Bisco terkejut mendapati dirinya sama sekali tidak terbakar menjadi gumpalan karbon kecil, dan dia membuka matanya untuk melihat bahwa dia masih jatuh. Rekannya, hangus hitam dari kepala hingga kaki, jatuh terjungkal di sampingnya, sambil terbatuk-batuk. Tepat ketika Bisco mulai memeriksa dirinya sendiri dengan heran, dia mendengar sebuah suara.
“Aku sangat senang kalian baik-baik saja, anak-anak! Sepertinya aku datang tepat waktu!”
Di depan mereka, Tirol berjalan tertatih-tatih, keempat kepang panjangnya bergoyang hebat diterpa angin. Ia menoleh ke belakang menatap Bisco dan Milo dengan mata merah menyala, seluruh tubuhnya diselimuti aura merah tua.
“…Harapan!”
“Apollo dan Domino menggunakan sisa kesadaran mereka untuk mengirimku kembali ke sini. Aku yakin mereka ingin aku menyelamatkanmu!”
Penghalang besar yang diproyeksikan Hope dari tangan Tirol cukup besar untuk menyelimuti mereka bertiga. Kemungkinan besar itu telah menyelamatkan nyawa mereka di saat-saat terakhir.
“Dasar bodoh! Kamu di mana lima menit yang lalu? Lihat rambutku sekarang! Semuanya hitam!”
“Jangan bersikap seperti itu, Bisco! Dia menyelamatkan hidup kita!”
Hope tersenyum dan menyipitkan mata sambil memperhatikan mereka. “Kalian sangat cerdas, Bisco. Milo. Aku sangat senang bisa bepergian bersama kalian. Ini ucapan terima kasihku. Ini sisa kekuatanku…”
Lalu dia memejamkan matanya, dan kubus merah kecilnya meninggalkan dahi Tirol dan terbang ke arah Bisco, menempel pada bahunya yang terputus. Dalam sekejap, lengan Bisco yang perkasa kembali utuh.
“Astaga! L-lenganku!”
Di bahunya terdapat tanda merah milik Hope. Bisco mendengar suaranya bergema di benaknya.
“Kamu akan terbiasa. Suatu kehormatan, Bisco, untuk menjadi bagian dari dirimu.”
“Bagaimana denganmu, Hope? Apa yang akan terjadi padamu?!”

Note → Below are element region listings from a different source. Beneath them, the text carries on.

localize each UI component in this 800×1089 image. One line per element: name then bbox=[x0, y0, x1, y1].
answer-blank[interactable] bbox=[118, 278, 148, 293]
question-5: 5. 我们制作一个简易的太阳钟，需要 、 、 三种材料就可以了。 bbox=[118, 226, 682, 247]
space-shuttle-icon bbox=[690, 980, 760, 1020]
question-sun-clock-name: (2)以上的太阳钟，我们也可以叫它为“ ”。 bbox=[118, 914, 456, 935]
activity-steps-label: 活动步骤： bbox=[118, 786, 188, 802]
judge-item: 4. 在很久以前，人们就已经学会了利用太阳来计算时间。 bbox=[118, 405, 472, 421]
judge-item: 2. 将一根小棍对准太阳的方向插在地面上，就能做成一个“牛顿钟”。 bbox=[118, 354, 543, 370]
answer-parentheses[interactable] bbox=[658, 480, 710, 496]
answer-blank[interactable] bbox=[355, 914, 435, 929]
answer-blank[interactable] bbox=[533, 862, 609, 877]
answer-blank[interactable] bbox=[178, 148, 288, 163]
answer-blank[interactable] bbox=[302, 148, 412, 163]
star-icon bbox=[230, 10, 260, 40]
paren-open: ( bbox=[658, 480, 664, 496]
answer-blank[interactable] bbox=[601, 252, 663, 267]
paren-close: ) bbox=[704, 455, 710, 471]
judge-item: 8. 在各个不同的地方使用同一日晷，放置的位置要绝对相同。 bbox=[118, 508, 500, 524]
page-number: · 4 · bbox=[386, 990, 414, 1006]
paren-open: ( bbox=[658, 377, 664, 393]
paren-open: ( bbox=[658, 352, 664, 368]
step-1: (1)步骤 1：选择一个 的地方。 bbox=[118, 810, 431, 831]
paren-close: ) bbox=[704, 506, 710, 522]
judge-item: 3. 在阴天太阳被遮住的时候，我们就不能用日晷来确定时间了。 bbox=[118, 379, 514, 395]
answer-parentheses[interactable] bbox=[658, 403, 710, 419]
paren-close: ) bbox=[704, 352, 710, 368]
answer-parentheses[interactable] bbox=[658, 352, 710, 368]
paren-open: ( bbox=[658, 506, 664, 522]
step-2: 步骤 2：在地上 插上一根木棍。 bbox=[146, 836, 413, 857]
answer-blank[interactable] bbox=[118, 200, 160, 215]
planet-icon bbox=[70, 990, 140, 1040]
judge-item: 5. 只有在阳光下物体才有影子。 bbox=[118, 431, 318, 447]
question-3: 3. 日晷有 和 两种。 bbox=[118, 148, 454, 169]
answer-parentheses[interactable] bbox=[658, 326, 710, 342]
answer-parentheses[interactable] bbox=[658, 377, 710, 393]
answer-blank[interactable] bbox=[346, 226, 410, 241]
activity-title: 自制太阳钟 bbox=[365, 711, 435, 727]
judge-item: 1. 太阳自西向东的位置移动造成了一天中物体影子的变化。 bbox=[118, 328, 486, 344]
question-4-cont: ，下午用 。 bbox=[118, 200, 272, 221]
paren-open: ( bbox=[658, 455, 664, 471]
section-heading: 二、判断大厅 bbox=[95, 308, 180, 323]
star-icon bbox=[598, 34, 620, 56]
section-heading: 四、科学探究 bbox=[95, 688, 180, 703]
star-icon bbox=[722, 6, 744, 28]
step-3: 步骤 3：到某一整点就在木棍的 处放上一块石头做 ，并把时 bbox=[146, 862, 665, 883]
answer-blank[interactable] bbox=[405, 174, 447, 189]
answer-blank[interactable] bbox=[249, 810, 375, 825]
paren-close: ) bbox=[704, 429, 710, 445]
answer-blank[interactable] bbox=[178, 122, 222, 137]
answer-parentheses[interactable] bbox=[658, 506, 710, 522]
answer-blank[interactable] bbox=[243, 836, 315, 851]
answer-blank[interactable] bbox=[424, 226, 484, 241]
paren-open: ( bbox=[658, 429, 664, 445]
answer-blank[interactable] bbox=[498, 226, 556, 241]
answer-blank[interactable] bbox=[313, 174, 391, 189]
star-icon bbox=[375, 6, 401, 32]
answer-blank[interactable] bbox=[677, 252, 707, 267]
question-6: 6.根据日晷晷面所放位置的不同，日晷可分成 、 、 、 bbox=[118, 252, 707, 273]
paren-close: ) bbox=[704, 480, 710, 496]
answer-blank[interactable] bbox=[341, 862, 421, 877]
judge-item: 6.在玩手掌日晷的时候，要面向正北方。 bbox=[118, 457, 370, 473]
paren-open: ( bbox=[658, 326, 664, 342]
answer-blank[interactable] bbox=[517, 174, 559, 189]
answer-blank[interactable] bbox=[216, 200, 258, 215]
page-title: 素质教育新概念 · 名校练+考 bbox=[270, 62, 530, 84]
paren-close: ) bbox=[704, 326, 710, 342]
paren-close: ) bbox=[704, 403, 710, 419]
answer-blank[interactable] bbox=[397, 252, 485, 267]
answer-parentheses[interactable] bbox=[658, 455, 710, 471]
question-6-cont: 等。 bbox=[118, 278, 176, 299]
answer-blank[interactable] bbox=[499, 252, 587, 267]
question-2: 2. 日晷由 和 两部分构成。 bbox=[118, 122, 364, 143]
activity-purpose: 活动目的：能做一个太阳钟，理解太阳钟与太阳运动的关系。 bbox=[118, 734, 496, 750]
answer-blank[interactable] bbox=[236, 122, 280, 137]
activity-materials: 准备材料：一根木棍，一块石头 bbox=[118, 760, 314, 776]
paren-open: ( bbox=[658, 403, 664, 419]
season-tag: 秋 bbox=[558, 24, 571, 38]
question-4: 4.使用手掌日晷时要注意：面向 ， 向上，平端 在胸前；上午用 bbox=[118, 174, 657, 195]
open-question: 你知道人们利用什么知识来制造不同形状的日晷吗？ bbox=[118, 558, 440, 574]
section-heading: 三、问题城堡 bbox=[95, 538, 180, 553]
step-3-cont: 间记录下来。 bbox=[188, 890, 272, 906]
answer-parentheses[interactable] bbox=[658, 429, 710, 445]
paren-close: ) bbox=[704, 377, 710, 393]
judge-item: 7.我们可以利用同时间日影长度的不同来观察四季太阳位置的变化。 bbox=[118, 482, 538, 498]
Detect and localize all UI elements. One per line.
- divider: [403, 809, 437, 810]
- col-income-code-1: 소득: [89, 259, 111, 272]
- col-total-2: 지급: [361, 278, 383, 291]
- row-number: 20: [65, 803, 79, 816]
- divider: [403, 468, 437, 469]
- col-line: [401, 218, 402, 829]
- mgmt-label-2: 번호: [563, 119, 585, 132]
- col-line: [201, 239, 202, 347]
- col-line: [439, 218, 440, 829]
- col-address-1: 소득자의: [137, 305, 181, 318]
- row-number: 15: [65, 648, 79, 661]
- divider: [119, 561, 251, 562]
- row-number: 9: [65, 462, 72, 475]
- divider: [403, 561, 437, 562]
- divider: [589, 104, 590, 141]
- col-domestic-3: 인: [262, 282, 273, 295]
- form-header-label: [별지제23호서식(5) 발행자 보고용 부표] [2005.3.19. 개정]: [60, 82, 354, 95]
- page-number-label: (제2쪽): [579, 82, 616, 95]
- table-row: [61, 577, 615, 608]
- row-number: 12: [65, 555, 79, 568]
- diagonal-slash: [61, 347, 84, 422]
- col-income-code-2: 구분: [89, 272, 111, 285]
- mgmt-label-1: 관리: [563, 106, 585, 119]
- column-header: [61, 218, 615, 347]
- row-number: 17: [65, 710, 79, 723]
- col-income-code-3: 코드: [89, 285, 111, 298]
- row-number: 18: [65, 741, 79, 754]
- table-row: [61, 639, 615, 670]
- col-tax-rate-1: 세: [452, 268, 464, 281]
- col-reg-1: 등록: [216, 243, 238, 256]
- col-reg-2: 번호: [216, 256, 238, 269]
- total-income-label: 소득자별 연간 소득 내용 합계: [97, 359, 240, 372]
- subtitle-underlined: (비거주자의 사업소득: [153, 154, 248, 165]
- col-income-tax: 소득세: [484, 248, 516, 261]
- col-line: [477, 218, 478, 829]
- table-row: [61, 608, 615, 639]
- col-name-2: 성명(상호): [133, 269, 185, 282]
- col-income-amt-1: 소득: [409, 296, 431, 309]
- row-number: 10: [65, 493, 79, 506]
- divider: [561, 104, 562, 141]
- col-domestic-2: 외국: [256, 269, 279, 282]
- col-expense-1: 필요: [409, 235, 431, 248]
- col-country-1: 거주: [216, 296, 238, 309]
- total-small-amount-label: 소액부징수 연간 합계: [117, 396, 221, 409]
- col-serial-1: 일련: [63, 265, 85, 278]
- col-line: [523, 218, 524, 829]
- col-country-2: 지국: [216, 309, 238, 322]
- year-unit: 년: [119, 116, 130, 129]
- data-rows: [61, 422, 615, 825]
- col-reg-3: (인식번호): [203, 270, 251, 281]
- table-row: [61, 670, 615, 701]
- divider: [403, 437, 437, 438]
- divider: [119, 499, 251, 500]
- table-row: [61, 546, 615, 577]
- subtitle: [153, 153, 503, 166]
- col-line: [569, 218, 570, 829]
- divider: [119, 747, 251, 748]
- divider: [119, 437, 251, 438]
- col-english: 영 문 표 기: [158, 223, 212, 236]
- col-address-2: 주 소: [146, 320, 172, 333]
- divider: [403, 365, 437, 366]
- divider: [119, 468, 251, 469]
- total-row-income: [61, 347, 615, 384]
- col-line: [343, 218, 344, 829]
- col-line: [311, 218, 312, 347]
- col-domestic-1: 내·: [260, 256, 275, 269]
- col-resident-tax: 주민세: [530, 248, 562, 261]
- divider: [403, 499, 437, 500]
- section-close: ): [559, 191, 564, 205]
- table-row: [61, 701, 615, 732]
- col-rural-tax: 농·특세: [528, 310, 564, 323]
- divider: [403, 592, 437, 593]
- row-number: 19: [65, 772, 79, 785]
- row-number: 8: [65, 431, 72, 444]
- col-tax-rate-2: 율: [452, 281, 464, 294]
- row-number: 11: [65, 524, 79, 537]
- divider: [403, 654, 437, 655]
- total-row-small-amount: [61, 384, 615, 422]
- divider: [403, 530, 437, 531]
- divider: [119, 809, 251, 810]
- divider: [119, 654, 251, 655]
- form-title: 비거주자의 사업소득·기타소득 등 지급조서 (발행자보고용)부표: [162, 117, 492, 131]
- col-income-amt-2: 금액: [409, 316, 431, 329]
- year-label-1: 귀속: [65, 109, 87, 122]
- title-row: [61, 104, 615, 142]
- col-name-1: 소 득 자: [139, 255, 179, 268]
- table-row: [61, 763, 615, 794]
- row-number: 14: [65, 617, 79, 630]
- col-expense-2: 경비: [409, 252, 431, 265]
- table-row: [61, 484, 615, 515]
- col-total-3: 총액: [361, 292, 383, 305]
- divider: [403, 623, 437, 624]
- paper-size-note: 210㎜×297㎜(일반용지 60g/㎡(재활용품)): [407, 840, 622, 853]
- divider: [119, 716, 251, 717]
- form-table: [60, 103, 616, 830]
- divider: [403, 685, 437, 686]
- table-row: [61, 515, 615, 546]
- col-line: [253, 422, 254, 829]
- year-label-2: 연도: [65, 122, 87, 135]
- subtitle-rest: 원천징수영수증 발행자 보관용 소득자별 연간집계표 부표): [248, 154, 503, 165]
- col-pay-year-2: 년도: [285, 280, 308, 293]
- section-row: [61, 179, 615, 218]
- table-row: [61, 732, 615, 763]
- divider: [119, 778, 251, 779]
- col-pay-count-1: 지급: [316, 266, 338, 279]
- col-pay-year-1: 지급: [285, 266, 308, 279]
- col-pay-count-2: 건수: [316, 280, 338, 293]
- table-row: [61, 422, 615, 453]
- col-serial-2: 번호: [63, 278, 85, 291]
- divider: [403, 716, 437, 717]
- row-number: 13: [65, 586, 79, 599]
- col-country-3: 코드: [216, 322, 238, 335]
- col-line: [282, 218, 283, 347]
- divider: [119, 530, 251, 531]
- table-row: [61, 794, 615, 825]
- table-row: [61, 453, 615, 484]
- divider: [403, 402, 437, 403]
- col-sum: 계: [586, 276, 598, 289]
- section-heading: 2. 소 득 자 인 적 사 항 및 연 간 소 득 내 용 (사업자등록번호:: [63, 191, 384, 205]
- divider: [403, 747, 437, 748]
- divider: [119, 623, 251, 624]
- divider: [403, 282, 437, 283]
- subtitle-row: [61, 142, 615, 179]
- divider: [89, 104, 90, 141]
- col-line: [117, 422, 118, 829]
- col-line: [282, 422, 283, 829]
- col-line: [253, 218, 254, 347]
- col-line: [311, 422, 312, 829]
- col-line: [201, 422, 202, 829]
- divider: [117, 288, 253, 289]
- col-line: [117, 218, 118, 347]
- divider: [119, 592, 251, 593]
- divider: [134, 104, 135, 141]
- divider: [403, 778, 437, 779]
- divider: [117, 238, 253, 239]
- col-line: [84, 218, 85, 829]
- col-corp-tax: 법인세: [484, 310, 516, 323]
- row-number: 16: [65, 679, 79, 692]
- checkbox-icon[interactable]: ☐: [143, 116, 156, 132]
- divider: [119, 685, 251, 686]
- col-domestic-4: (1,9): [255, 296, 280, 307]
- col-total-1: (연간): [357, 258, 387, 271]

“Apollo dan seluruh tahun 2028 telah berlalu. Karena itu, aku pun harus pergi. Tapi aku tidak bisa meminta cara yang lebih membahagiakan untuk pergi, sungguh. Membayangkan bahwa aku bisa menjadi fondasi harapanmu mulai sekarang…”
“Harapan!”
“Bisco, Milo! Di sinilah semuanya dimulai! Tembok masa lalu telah runtuh, dan yang tersisa hanyalah masa depan yang luas dan tak terbatas! Kalianlah yang harus mengambil langkah pertama yang berbahaya menuju hari esok yang gemilang!”